It might be that persistence pays even when one’s rival is Warren Buffett’s MidAmerican Energy Holdings Co. News reports Tuesday said a deal for Electricite de France SA (EDF) to acquire half of the nuclear power business of troubled Constellation Energy Group Inc. is close at hand, potentially scotching MidAmerican’s signed agreement to take over the company.

Citing unnamed sources, Bloomberg reported that a deal could be announced this week and quoted MidAmerican Chairman David Sokol as saying his company has “no intention to alter our bid.”

After rejecting a sale of all of Constellation to EDF in October (see Daily GPI, Oct. 17; Sept. 22) in favor of a $4.7 billion offer from MidAmerican, Constellation’s board said earlier this month it would talk with the French company about its subsequent proposal to acquire half of the nuclear assets (see Daily GPI, Dec. 9). EDF subsidiary EDF International is proposing to acquire through a joint venture a 50% ownership interest in Constellation’s nuclear generation and operation business for $4.5 billion (see Daily GPI, Dec. 4).

When Constellation said yes to MidAmerican it was facing a credit downgrade.

Taking a share in the Constellation nuclear business “makes sense for EDF from a strategic point of view,” Peter Wirtz, an analyst at WestLB in Dusseldorf, Germany, told Bloomberg. “It’s not cheap, but it’s cheaper than what EDF is paying for British Energy to get entry into the UK”

Earlier this year EDF agreed to buy British Energy for $23.2 billion. Also this year, EDF snatched up Eagle Energy Partners from the bankruptcy of Lehman Energy Holdings (see Daily GPI, Sept. 30).
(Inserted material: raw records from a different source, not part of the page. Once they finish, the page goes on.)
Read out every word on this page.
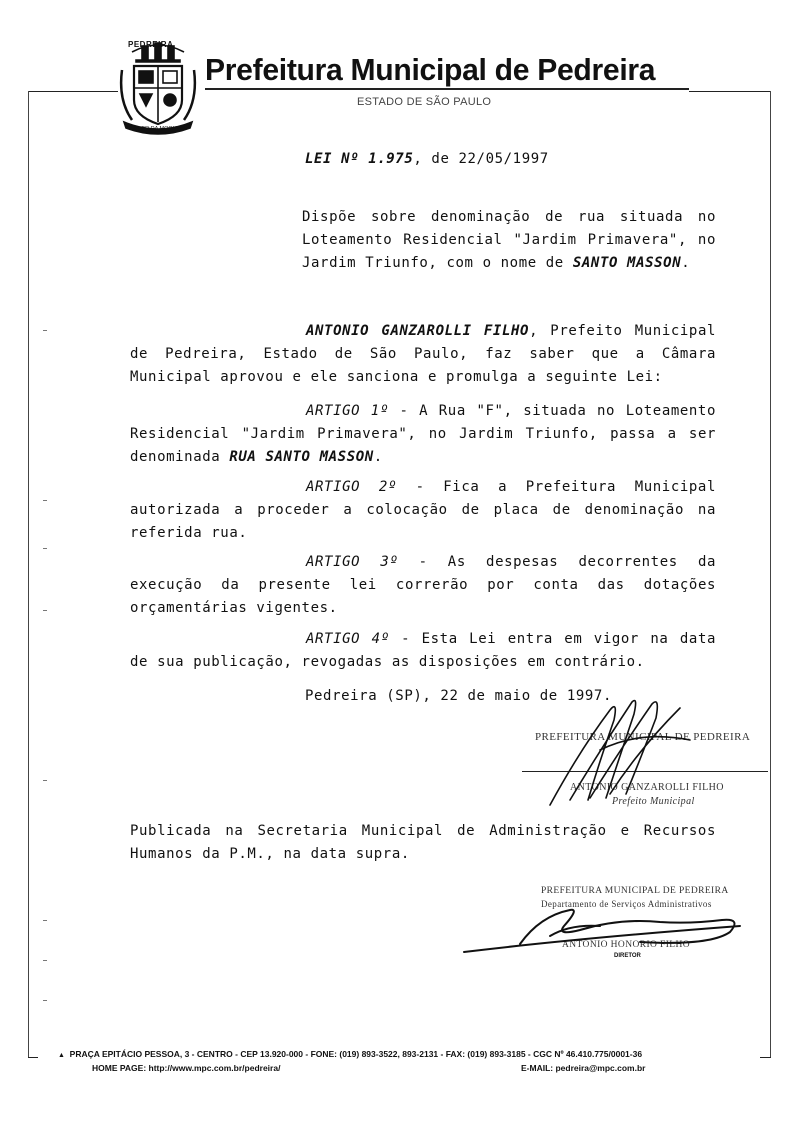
PEDREIRA
FLOR DA MOGIANA
Prefeitura Municipal de Pedreira
ESTADO DE SÃO PAULO
LEI Nº 1.975, de 22/05/1997
Dispõe sobre denominação de rua situada no Loteamento Residencial "Jardim Primavera", no Jardim Triunfo, com o nome de SANTO MASSON.
ANTONIO GANZAROLLI FILHO, Prefeito Municipal de Pedreira, Estado de São Paulo, faz saber que a Câmara Municipal aprovou e ele sanciona e promulga a seguinte Lei:
ARTIGO 1º - A Rua "F", situada no Loteamento Residencial "Jardim Primavera", no Jardim Triunfo, passa a ser denominada RUA SANTO MASSON.
ARTIGO 2º - Fica a Prefeitura Municipal autorizada a proceder a colocação de placa de denominação na referida rua.
ARTIGO 3º - As despesas decorrentes da execução da presente lei correrão por conta das dotações orçamentárias vigentes.
ARTIGO 4º - Esta Lei entra em vigor na data de sua publicação, revogadas as disposições em contrário.
Pedreira (SP), 22 de maio de 1997.
PREFEITURA MUNICIPAL DE PEDREIRA
ANTONIO GANZAROLLI FILHO
Prefeito Municipal
Publicada na Secretaria Municipal de Administração e Recursos Humanos da P.M., na data supra.
PREFEITURA MUNICIPAL DE PEDREIRA
Departamento de Serviços Administrativos
ANTONIO HONORIO FILHO
DIRETOR
▲ PRAÇA EPITÁCIO PESSOA, 3 - CENTRO - CEP 13.920-000 - FONE: (019) 893-3522, 893-2131 - FAX: (019) 893-3185 - CGC Nº 46.410.775/0001-36
HOME PAGE: http://www.mpc.com.br/pedreira/	E-MAIL: pedreira@mpc.com.br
EDF’s proposal to acquire the stake in Constellation’s nuclear business provides for an up-front $1 billion cash investment in Constellation to be credited against the purchase price for EDF’s interest in the nuclear business, and an option under which Constellation could sell nonnuclear generation assets to EDF that have an aggregate value of up to $2 billion. The joint venture would run five of Constellation’s nuclear reactors, including the two at Nine Mile Point and the one at the Robert E. Ginna plant in New York, and the two at Calvert Cliffs in Maryland. Constellation and EDF are already in a 50-50 joint venture that was created in the summer of 2007 called UniStar Nuclear Energy LLC to develop new nuclear reactors in the U.S.